The Russian authorities will likely not allow the foreign crewmembers of the Greenpeace vessel Arctic Sunrise to celebrate Christmas and the New Year with their families in their home countries, Ivan Blokov, programs director of the Russian division of Greenpeace, told Interfax on Monday.
"There are absolutely no indications that they will be allowed to leave. On the contrary, investigative actions are planned for this coming week," Blokov said.
"There is a very strange answer from the Investigations Committee that it's not its area of interest. Simultaneously, the migration service is telling the media that it needs requests from the Investigations Committee to issue visas," a Greenpeace representative said, commenting on the possibility of the Arctic Sunrise crew being issued visas.
Greenpeace lawyer Andrei Suchkov told Interfax last week that the Investigations Committee had declined to authorize the issuance of visas to enable an Arctic Sunrise crewmember to leave Russia.
The Federal Migration Service's Department for St. Petersburg earlier reported that it can only issue transit visas to the foreign activists with the approval of the investigators.
Tatyana Vasilyeva, press officer for the Russian office of Greenpeace, told Interfax in early December that the foreign members of the Arctic Sunrise crew had requested that the Russian authorities issue them visas so that they could leave Russia.

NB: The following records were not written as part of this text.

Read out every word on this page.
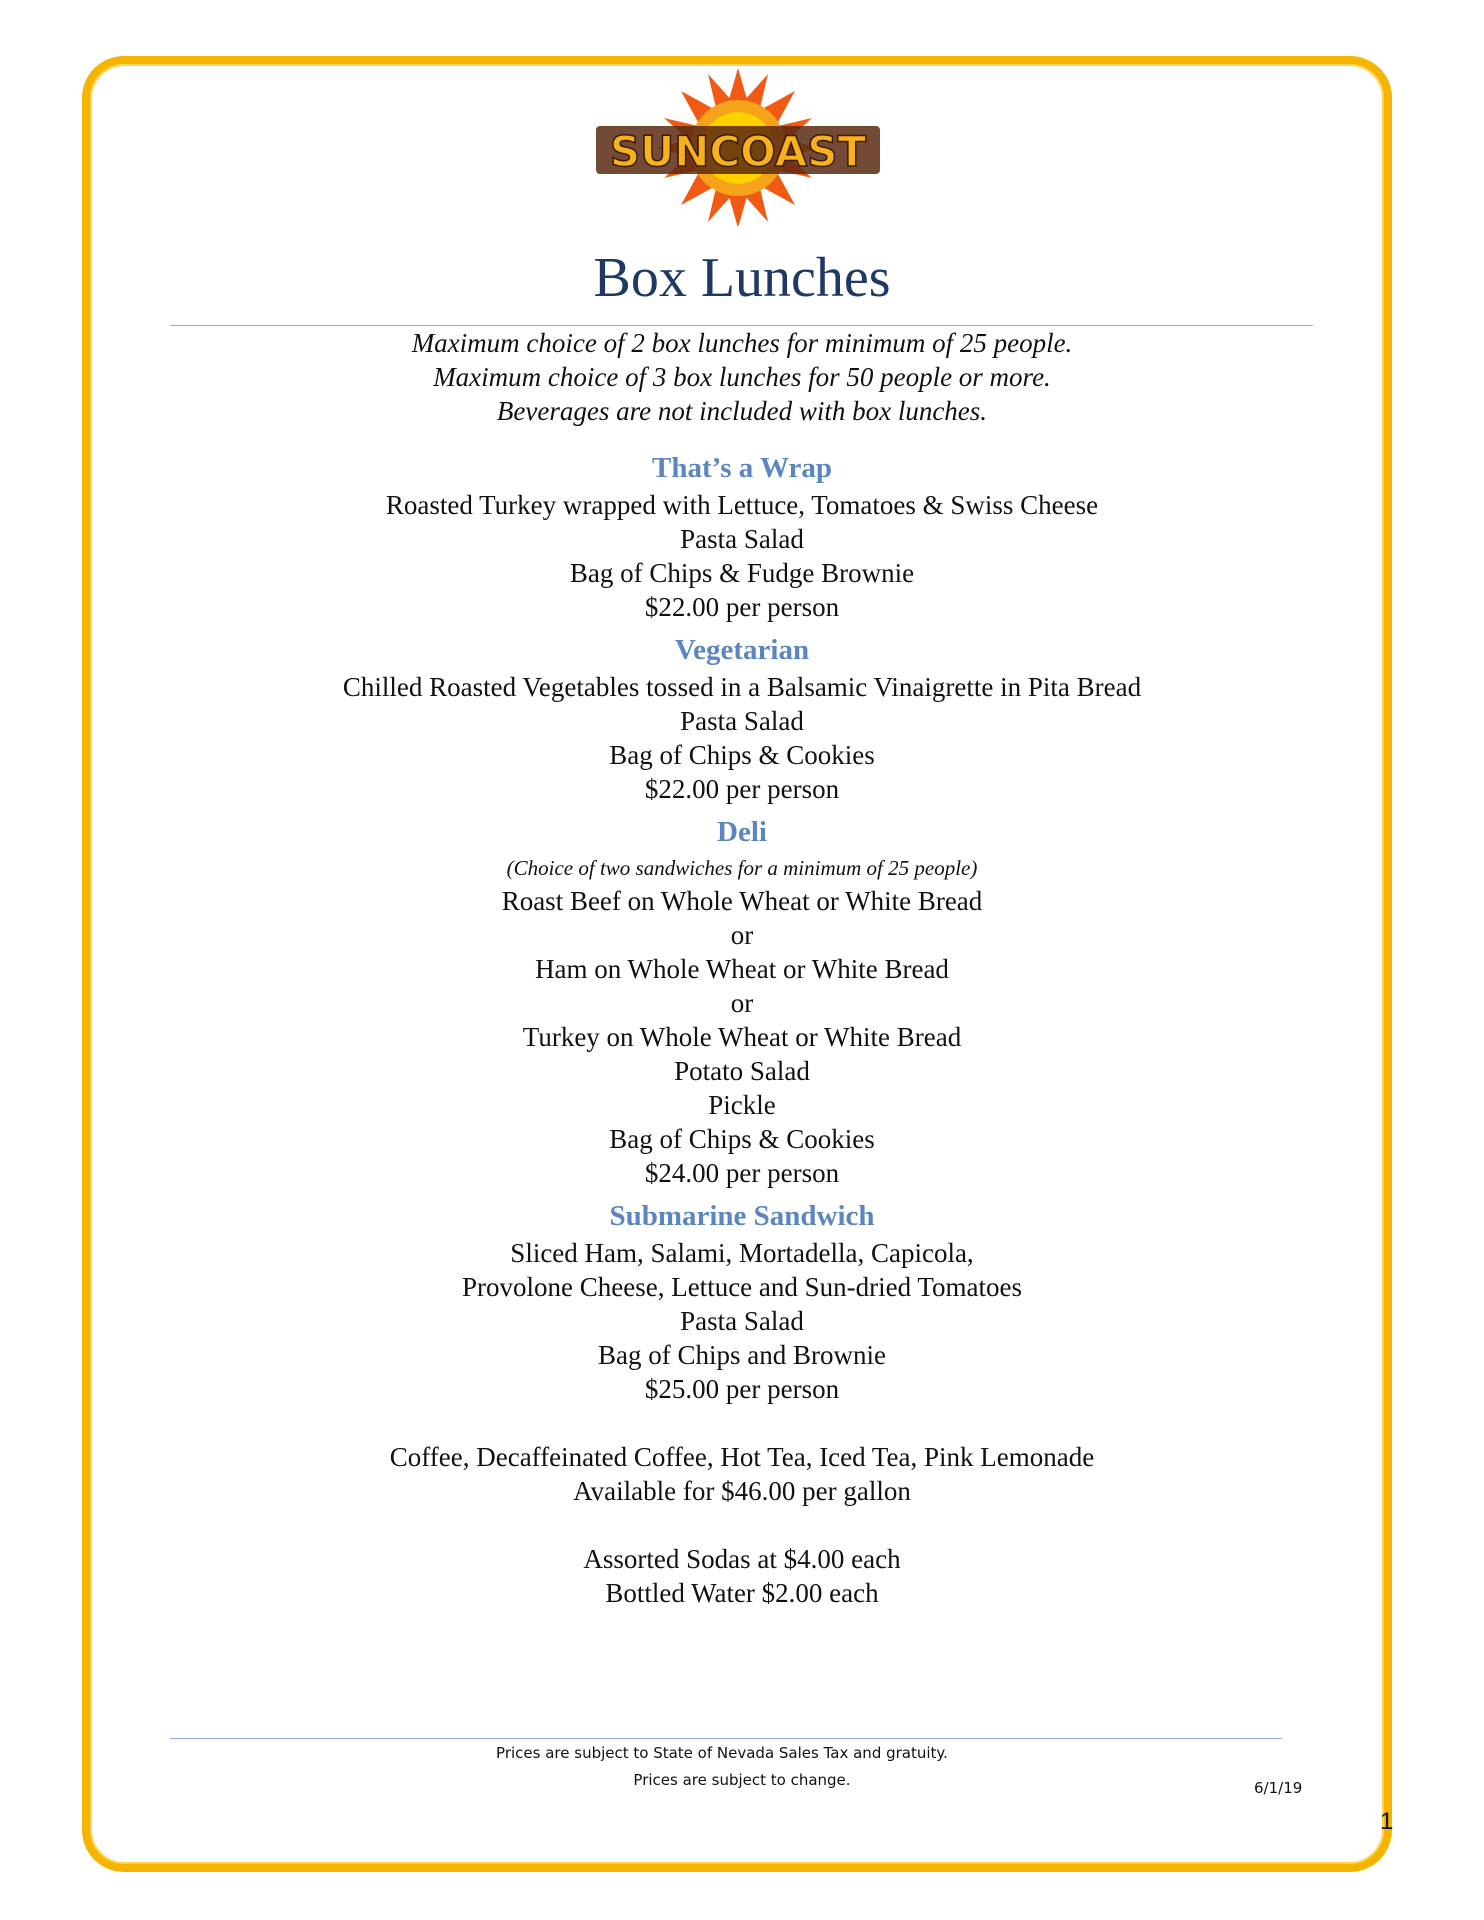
SUNCOAST
Box Lunches
Maximum choice of 2 box lunches for minimum of 25 people.
Maximum choice of 3 box lunches for 50 people or more.
Beverages are not included with box lunches.
That’s a Wrap
Roasted Turkey wrapped with Lettuce, Tomatoes & Swiss Cheese
Pasta Salad
Bag of Chips & Fudge Brownie
$22.00 per person
Vegetarian
Chilled Roasted Vegetables tossed in a Balsamic Vinaigrette in Pita Bread
Pasta Salad
Bag of Chips & Cookies
$22.00 per person
Deli
(Choice of two sandwiches for a minimum of 25 people)
Roast Beef on Whole Wheat or White Bread
or
Ham on Whole Wheat or White Bread
or
Turkey on Whole Wheat or White Bread
Potato Salad
Pickle
Bag of Chips & Cookies
$24.00 per person
Submarine Sandwich
Sliced Ham, Salami, Mortadella, Capicola,
Provolone Cheese, Lettuce and Sun-dried Tomatoes
Pasta Salad
Bag of Chips and Brownie
$25.00 per person
Coffee, Decaffeinated Coffee, Hot Tea, Iced Tea, Pink Lemonade
Available for $46.00 per gallon
Assorted Sodas at $4.00 each
Bottled Water $2.00 each
Prices are subject to State of Nevada Sales Tax and gratuity.
Prices are subject to change.	6/1/19
1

Vasilyeva said the foreign members of the crew (26 people from 17 countries) had received their passports back. "However, they do not have visas to leave Russia. They are still in a hotel in St. Petersburg," she said.
The Arctic Sunrise crewmembers have now been released on bail and are now in St. Petersburg. "Of course, St. Petersburg is a beautiful city, but it's not a home city for everyone. They all would like to celebrate the holidays at home with their families, with their relatives," Greenpeace lawyer Anton Beneslavsky earlier told Interfax.
The Russian Coast Guard stopped the Arctic Sunrise vessel operated by Greenpeace in the Pechora Sea on September 19 after some environmentalists attempted to protest against oil extraction on the Prirazlomnaya drilling platform. The Arctic Sunrise was towed to Murmansk on September 24. It was carrying a crew composed of thirty citizens of several countries, including three Russian citizens.
The environmentalists were accused of piracy and sentenced to two months in custody. The Investigations Committee later reclassified their actions as hooliganism. Initially, all detainees were kept in detention facilities in Murmansk. They were transferred to St. Petersburg on November 12.
On November 18-28, St. Petersburg courts released the Arctic Sunrise crewmembers on a two-million-ruble ($60,500) bail each.
Sergei Tsyplenkov, the head of the Russian office of Greenpeace, earlier said that the environmentalists intended to put a banner on the oilrig to draw public attention to issues relating to the protection of environment in the Arctic. The Russian authorities called the protest a deliberate act of provocation.